There are other indications that Zanuck was cognizant of Ford’s experimentation with low-key lighting and atmospheric effects. In an interview near the end of his career, Zanuck praised Ford’s visual style generally and The Informer specifically: “He won his first Oscar with The Informer which was a visual masterpiece almost unparalleled in cinema history.” Zanuck gives a much less enthusiastic description of Ford’s style in a memo to Elia Kazan and John Steinbeck written during preparation of Viva Zapata: “I am wondering … if it may not seem as if we are trying to make an art or ‘mood’ picture. The kind of thing John Ford does when he is stuck and has run out of plot. In these cases, somebody always sings and you cut to an extreme long shot with slanting shadows.” But despite the retrospective irony, in 1935 Zanuck was apparently looking for a little of that mood magic for the scenes in Fort Jefferson. Ford’s own characterization of The Prisoner of Shark Island in a January 1936 interview as having “some of the qualities of The Informer but more Hollywood”, may have reflected his understanding with Zanuck.

Despite constant tension in their working relationship, it should be clear that from their first film together Zanuck and Ford collaborated productively. Their teamwork developed through three principal avenues. First, despite screenwriter Johnson’s repeated claims that Ford had nothing to do with the script, the six-week lag between Ford’s start date and the commencement of production on The Prisoner of Shark Island suggests that Zanuck took on Ford’s suggestions for the final drafts.
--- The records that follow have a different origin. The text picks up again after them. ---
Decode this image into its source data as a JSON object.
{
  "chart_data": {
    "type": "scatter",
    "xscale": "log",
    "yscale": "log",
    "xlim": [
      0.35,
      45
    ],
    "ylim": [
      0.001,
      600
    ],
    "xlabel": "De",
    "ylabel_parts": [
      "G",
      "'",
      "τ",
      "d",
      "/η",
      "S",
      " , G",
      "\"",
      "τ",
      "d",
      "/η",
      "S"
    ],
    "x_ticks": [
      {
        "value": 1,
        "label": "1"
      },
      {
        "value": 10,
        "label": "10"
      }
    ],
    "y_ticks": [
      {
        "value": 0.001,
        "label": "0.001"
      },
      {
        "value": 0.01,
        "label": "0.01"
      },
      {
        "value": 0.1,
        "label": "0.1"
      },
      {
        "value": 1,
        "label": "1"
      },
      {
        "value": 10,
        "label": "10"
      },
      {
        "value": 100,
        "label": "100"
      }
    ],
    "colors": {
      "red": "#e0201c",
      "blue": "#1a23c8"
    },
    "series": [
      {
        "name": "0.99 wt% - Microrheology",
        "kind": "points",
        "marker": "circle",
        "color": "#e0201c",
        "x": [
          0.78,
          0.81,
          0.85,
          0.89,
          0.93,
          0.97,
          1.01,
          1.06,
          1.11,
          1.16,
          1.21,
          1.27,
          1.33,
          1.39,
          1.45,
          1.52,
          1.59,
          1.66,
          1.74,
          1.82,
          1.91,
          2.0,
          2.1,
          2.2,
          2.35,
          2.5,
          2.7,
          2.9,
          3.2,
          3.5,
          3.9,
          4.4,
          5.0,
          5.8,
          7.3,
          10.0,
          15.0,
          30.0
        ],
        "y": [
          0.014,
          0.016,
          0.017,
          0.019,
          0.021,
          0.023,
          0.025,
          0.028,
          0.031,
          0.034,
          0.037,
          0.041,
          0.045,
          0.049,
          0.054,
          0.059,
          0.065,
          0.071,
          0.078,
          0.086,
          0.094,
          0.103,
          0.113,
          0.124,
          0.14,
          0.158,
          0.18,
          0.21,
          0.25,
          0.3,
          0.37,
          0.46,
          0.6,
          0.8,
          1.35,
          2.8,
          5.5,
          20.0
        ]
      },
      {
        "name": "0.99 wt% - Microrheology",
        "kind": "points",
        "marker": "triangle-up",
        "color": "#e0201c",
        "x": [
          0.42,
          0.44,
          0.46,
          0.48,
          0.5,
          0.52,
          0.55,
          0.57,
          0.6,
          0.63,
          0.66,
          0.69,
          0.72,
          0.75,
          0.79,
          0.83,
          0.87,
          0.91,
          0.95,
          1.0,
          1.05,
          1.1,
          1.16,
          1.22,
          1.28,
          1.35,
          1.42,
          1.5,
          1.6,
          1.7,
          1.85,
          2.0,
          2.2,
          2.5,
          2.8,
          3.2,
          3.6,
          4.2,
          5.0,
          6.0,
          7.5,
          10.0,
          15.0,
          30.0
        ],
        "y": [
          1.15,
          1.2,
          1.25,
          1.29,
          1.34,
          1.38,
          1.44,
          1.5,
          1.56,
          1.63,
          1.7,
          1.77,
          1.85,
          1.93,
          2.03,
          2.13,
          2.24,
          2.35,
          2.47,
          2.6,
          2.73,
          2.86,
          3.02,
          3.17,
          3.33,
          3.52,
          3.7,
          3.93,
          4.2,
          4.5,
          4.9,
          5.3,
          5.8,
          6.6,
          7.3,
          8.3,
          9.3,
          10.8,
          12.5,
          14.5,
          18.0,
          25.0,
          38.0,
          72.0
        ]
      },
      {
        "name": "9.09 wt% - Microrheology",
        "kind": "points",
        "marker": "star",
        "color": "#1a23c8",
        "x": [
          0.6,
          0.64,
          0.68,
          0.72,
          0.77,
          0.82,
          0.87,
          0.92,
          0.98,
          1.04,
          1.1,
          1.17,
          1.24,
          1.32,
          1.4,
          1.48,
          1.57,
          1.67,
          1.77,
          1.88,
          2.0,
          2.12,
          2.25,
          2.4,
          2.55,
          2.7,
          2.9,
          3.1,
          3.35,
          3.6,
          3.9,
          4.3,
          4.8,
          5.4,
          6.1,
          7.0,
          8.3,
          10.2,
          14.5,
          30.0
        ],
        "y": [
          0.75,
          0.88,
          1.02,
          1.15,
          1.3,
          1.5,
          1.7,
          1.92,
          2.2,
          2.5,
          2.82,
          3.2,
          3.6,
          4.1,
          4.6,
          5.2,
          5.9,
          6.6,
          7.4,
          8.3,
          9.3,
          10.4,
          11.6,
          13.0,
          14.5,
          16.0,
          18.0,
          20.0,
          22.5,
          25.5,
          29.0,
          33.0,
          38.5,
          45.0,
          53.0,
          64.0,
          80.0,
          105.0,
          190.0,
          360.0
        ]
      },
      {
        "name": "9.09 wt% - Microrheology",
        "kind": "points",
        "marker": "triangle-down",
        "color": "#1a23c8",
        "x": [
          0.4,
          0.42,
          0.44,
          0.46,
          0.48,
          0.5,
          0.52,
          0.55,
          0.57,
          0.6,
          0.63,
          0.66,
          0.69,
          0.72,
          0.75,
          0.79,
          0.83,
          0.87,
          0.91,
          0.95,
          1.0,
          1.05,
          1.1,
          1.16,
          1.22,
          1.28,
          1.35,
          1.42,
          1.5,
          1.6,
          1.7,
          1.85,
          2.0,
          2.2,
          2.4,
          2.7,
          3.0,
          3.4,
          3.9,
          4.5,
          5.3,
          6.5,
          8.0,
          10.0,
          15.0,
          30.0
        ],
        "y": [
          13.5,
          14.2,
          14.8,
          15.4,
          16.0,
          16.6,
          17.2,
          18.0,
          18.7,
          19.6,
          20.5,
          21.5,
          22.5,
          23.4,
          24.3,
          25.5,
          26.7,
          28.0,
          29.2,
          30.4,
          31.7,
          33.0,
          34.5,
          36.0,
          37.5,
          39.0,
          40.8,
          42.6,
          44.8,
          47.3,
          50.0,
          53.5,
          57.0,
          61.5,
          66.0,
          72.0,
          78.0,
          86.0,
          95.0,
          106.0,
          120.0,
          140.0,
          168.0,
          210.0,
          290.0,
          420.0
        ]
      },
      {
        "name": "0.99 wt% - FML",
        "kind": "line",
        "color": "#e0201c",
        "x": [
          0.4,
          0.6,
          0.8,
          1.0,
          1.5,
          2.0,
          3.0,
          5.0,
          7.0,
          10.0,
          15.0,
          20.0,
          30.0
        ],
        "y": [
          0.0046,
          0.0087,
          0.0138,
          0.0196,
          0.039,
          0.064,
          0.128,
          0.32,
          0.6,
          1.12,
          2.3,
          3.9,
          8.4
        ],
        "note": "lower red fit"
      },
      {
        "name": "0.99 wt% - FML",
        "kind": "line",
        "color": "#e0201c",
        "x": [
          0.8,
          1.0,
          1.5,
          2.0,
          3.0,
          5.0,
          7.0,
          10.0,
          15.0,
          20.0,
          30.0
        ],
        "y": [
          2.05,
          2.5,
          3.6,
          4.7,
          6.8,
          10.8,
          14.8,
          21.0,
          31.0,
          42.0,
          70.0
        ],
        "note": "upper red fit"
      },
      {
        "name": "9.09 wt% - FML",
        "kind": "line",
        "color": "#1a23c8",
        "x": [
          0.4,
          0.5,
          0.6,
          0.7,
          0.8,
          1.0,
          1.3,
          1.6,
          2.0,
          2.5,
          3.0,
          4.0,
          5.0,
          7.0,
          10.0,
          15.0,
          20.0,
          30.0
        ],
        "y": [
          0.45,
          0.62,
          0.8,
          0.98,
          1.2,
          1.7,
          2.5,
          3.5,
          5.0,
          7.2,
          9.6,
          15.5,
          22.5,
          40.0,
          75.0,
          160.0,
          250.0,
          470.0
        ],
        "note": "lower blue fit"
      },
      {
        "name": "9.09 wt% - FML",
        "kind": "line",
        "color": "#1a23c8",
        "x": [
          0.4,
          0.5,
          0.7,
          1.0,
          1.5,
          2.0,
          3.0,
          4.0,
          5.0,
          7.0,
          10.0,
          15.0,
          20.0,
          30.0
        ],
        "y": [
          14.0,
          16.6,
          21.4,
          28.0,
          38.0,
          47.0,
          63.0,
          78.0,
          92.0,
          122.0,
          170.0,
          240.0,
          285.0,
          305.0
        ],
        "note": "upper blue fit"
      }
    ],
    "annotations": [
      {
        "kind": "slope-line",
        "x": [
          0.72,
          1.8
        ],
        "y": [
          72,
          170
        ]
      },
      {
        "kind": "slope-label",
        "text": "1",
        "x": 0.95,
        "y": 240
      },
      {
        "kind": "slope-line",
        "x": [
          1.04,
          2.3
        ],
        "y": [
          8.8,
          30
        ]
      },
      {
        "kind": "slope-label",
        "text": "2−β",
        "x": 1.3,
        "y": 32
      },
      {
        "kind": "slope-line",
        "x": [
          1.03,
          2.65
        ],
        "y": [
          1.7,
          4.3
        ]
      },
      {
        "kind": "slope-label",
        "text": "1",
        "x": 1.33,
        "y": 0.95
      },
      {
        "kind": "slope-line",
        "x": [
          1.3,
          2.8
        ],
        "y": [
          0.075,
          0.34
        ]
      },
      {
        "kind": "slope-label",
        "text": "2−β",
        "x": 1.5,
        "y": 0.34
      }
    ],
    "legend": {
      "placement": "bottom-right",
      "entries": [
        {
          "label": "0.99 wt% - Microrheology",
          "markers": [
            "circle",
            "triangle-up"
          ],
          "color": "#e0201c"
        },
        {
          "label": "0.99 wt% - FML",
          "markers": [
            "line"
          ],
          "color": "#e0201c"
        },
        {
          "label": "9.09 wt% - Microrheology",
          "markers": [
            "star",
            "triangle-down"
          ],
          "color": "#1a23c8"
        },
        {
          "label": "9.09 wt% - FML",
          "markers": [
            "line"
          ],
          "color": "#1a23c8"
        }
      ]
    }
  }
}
This supposition is supported by examples of the director’s later films for Twentieth Century-Fox for which story conference notes survive. Second, Zanuck knew Ford’s films, and he built off what the director had done in the past. Hence the references to Arrowsmith and what seems to have been a deliberate reworking of set design and lighting strategies in The Informer for the Shark Island prison escape. Finally, on Ford’s part, it seems clear that along with his colleagues, set designer William Darling and cinematographer Bert Glennon, he took the script, and especially Nunnally Johnson’s tautly written account of the prison escape, as an inspiration and springboard for further invention. Darling’s monumental set, beautifully lit for both night and day, became the arena for the director’s imaginative staging and powerful images.